Well everyone, we are in the home stretch. My mom is leaving tomorrow to live with my sister until after the baby is born and then she is back to Canada. I'm dropping Daniel off on Friday for his annual Army training at Fort Ripley and he will be gone until after the house is closed on, so this is the last few days of living at home with my baby brother. Its like I already let go of my sister, she was gone awhile ago. I have been letting go of mom and dad for awhile now, but now it Daniel. Probably my best friend other than Michael and my sister. I'm going to wake up on Friday morning and make him a big old fashioned breakfast, finish moving all the boxes out of the house and then drive him to Rochester and drop him off.
It will be hard going back to an empty house...again.
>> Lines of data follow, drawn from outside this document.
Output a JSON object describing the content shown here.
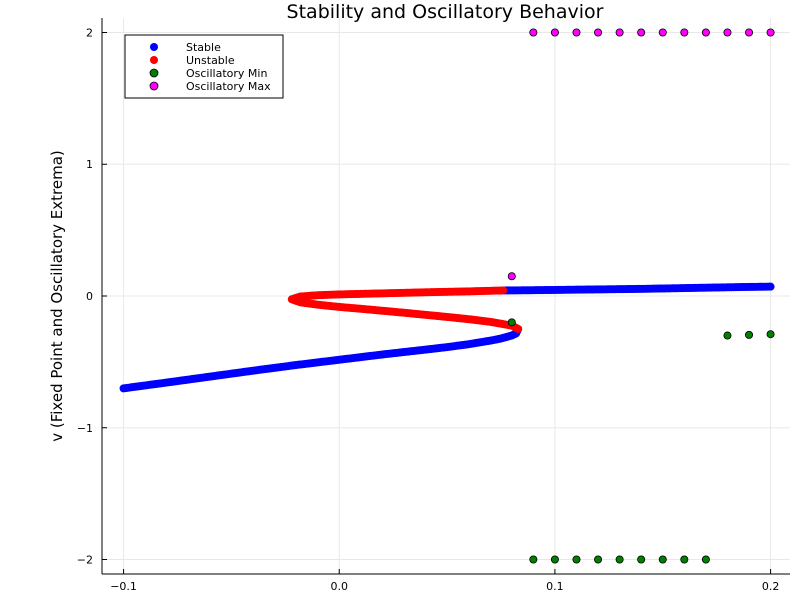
{
  "chart_data": {
    "type": "scatter",
    "title": "Stability and Oscillatory Behavior",
    "xlabel": "",
    "ylabel": "v (Fixed Point and Oscillatory Extrema)",
    "xlim": [
      -0.11,
      0.209
    ],
    "ylim": [
      -2.11,
      2.11
    ],
    "xticks": [
      -0.1,
      0.0,
      0.1,
      0.2
    ],
    "xtick_labels": [
      "−0.1",
      "0.0",
      "0.1",
      "0.2"
    ],
    "yticks": [
      -2,
      -1,
      0,
      1,
      2
    ],
    "ytick_labels": [
      "−2",
      "−1",
      "0",
      "1",
      "2"
    ],
    "grid": true,
    "legend_position": "top-left",
    "series": [
      {
        "name": "Stable",
        "color": "#0000ff",
        "points": [
          [
            -0.1,
            -0.701
          ],
          [
            -0.08,
            -0.657
          ],
          [
            -0.06,
            -0.612
          ],
          [
            -0.04,
            -0.567
          ],
          [
            -0.02,
            -0.524
          ],
          [
            0.0,
            -0.484
          ],
          [
            0.02,
            -0.444
          ],
          [
            0.04,
            -0.407
          ],
          [
            0.05,
            -0.388
          ],
          [
            0.06,
            -0.366
          ],
          [
            0.07,
            -0.339
          ],
          [
            0.075,
            -0.323
          ],
          [
            0.08,
            -0.3
          ],
          [
            0.082,
            -0.284
          ],
          [
            0.083,
            -0.25
          ],
          [
            0.076,
            0.042
          ],
          [
            0.09,
            0.044
          ],
          [
            0.1,
            0.046
          ],
          [
            0.11,
            0.048
          ],
          [
            0.12,
            0.05
          ],
          [
            0.13,
            0.052
          ],
          [
            0.14,
            0.054
          ],
          [
            0.15,
            0.057
          ],
          [
            0.16,
            0.06
          ],
          [
            0.17,
            0.063
          ],
          [
            0.18,
            0.066
          ],
          [
            0.19,
            0.069
          ],
          [
            0.2,
            0.071
          ]
        ]
      },
      {
        "name": "Unstable",
        "color": "#ff0000",
        "points": [
          [
            0.083,
            -0.25
          ],
          [
            0.08,
            -0.225
          ],
          [
            0.07,
            -0.196
          ],
          [
            0.06,
            -0.176
          ],
          [
            0.05,
            -0.159
          ],
          [
            0.04,
            -0.143
          ],
          [
            0.03,
            -0.127
          ],
          [
            0.02,
            -0.112
          ],
          [
            0.01,
            -0.097
          ],
          [
            0.0,
            -0.083
          ],
          [
            -0.01,
            -0.066
          ],
          [
            -0.018,
            -0.048
          ],
          [
            -0.022,
            -0.025
          ],
          [
            -0.018,
            -0.004
          ],
          [
            -0.01,
            0.006
          ],
          [
            0.0,
            0.012
          ],
          [
            0.02,
            0.02
          ],
          [
            0.04,
            0.028
          ],
          [
            0.06,
            0.035
          ],
          [
            0.076,
            0.042
          ]
        ]
      },
      {
        "name": "Oscillatory Min",
        "color": "#008000",
        "points": [
          [
            0.08,
            -0.2
          ],
          [
            0.09,
            -2.0
          ],
          [
            0.1,
            -2.0
          ],
          [
            0.11,
            -2.0
          ],
          [
            0.12,
            -2.0
          ],
          [
            0.13,
            -2.0
          ],
          [
            0.14,
            -2.0
          ],
          [
            0.15,
            -2.0
          ],
          [
            0.16,
            -2.0
          ],
          [
            0.17,
            -2.0
          ],
          [
            0.18,
            -0.3
          ],
          [
            0.19,
            -0.295
          ],
          [
            0.2,
            -0.29
          ]
        ]
      },
      {
        "name": "Oscillatory Max",
        "color": "#ff00ff",
        "points": [
          [
            0.08,
            0.15
          ],
          [
            0.09,
            2.0
          ],
          [
            0.1,
            2.0
          ],
          [
            0.11,
            2.0
          ],
          [
            0.12,
            2.0
          ],
          [
            0.13,
            2.0
          ],
          [
            0.14,
            2.0
          ],
          [
            0.15,
            2.0
          ],
          [
            0.16,
            2.0
          ],
          [
            0.17,
            2.0
          ],
          [
            0.18,
            2.0
          ],
          [
            0.19,
            2.0
          ],
          [
            0.2,
            2.0
          ]
        ]
      }
    ]
  }
}
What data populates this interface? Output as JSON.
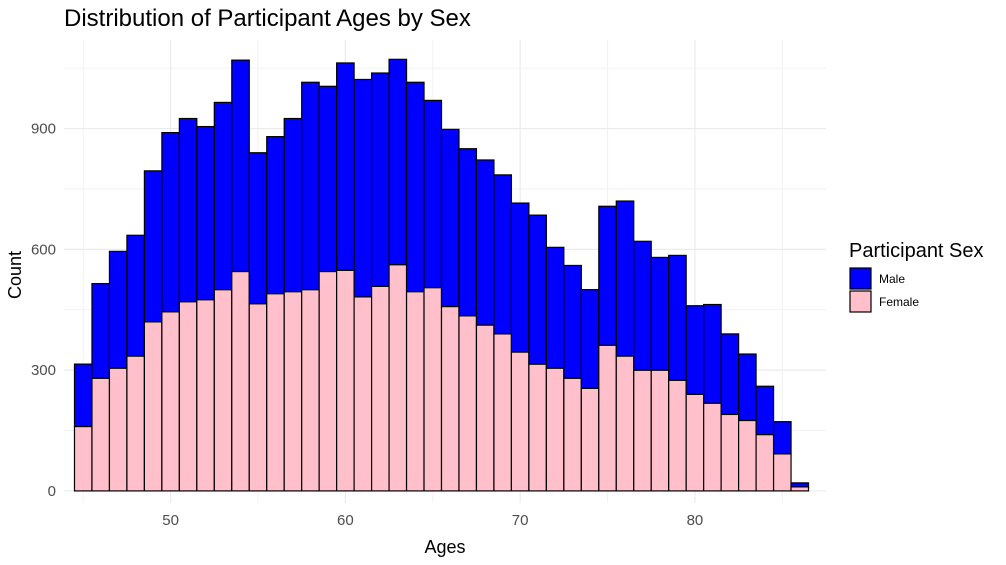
{
  "chart_data": {
    "type": "bar",
    "stacked": true,
    "title": "Distribution of Participant Ages by Sex",
    "xlabel": "Ages",
    "ylabel": "Count",
    "xlim": [
      43.9,
      87.5
    ],
    "ylim": [
      -30,
      1120
    ],
    "x_ticks": [
      50,
      60,
      70,
      80
    ],
    "y_ticks": [
      0,
      300,
      600,
      900
    ],
    "grid": true,
    "legend": {
      "title": "Participant Sex",
      "position": "right"
    },
    "categories": [
      45,
      46,
      47,
      48,
      49,
      50,
      51,
      52,
      53,
      54,
      55,
      56,
      57,
      58,
      59,
      60,
      61,
      62,
      63,
      64,
      65,
      66,
      67,
      68,
      69,
      70,
      71,
      72,
      73,
      74,
      75,
      76,
      77,
      78,
      79,
      80,
      81,
      82,
      83,
      84,
      85,
      86
    ],
    "series": [
      {
        "name": "Male",
        "color": "#0000ff",
        "values": [
          155,
          235,
          290,
          300,
          375,
          445,
          455,
          430,
          465,
          525,
          375,
          390,
          430,
          515,
          460,
          515,
          540,
          530,
          510,
          520,
          465,
          440,
          415,
          410,
          395,
          370,
          370,
          300,
          280,
          245,
          345,
          385,
          320,
          280,
          310,
          220,
          245,
          200,
          165,
          120,
          80,
          10
        ]
      },
      {
        "name": "Female",
        "color": "#ffc0cb",
        "values": [
          160,
          280,
          305,
          335,
          420,
          445,
          470,
          475,
          500,
          545,
          465,
          490,
          495,
          500,
          545,
          548,
          482,
          508,
          562,
          495,
          505,
          458,
          435,
          412,
          390,
          345,
          315,
          305,
          280,
          255,
          362,
          335,
          300,
          300,
          275,
          240,
          218,
          190,
          175,
          140,
          92,
          10
        ]
      }
    ]
  }
}
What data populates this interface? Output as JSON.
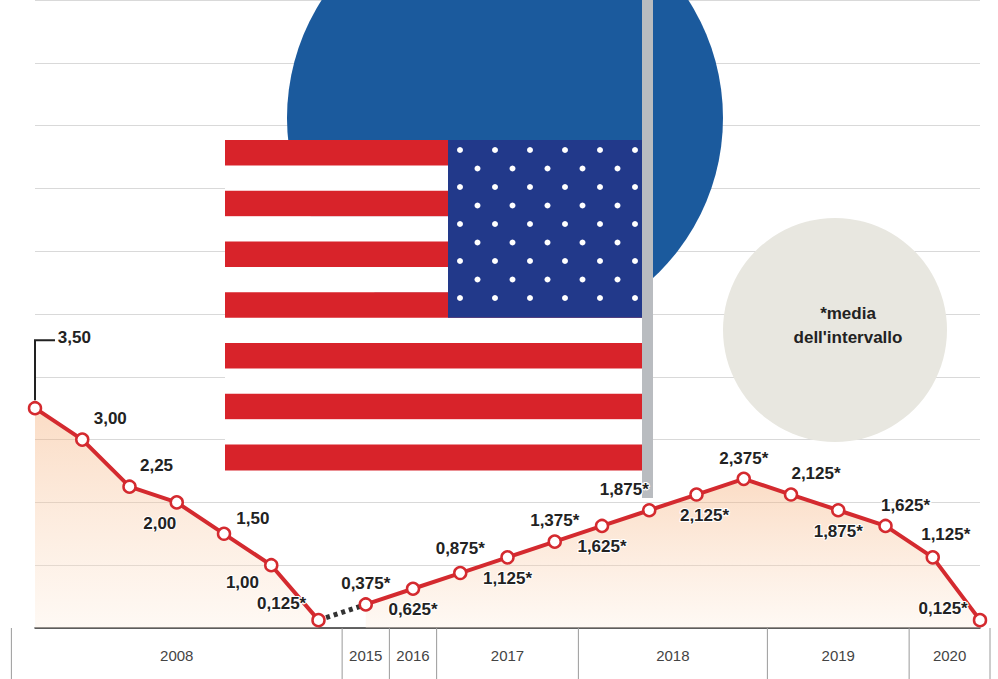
{
  "chart_data": {
    "type": "line",
    "categories": [
      "2008",
      "2008",
      "2008",
      "2008",
      "2008",
      "2008",
      "2008",
      "2015",
      "2016",
      "2017",
      "2017",
      "2017",
      "2018",
      "2018",
      "2018",
      "2018",
      "2019",
      "2019",
      "2019",
      "2020",
      "2020"
    ],
    "values": [
      3.5,
      3,
      2.25,
      2,
      1.5,
      1,
      0.125,
      0.375,
      0.625,
      0.875,
      1.125,
      1.375,
      1.625,
      1.875,
      2.125,
      2.375,
      2.125,
      1.875,
      1.625,
      1.125,
      0.125
    ],
    "value_labels": [
      "3,50",
      "3,00",
      "2,25",
      "2,00",
      "1,50",
      "1,00",
      "0,125*",
      "0,375*",
      "0,625*",
      "0,875*",
      "1,125*",
      "1,375*",
      "1,625*",
      "1,875*",
      "2,125*",
      "2,375*",
      "2,125*",
      "1,875*",
      "1,625*",
      "1,125*",
      "0,125*"
    ],
    "annotation": "*media dell'intervallo",
    "color": "#d42a2f",
    "marker": "circle",
    "ylim": [
      0,
      10
    ],
    "yticks": [
      0,
      1,
      2,
      3,
      4,
      5,
      6,
      7,
      8,
      9,
      10
    ],
    "grid": true,
    "data_labels": true,
    "tick_labels": "x"
  }
}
I will miss living at home with my family. I will miss having a home with my family. I hope Michael and I will have a house that will allow my brother to have a room since he won't have a home base here anymore.
You know, you gotta hand it to my parents. This is rough you guys, but they are following the Lord. How many people do you know who would up and go to a different country because they felt it was where the Lord was leading? It may not be the "perfect" plan but it is the most perfect plan at the same time. God's plan is perfect. Ours is so finite, focused on comfort and longing. Thankfully my parents are seeking the Lord and trying to follow His will. It would stink for them to stay in this house in our comfortable lives only to be disobeying the Lord!
That being said, its still not easy. I think I may have to move out of my house sooner than I thought because I can't stand to be here all alone. Thankfully God has put special people in my life for such a time as this. I don't know who I would turn to if it wasn't for the new friends He has put directly in my path. So...thanks. From the bottom of my heart, thanks.
And maybe...I can get through the next month.
God is good, all the time. All the time, God is good.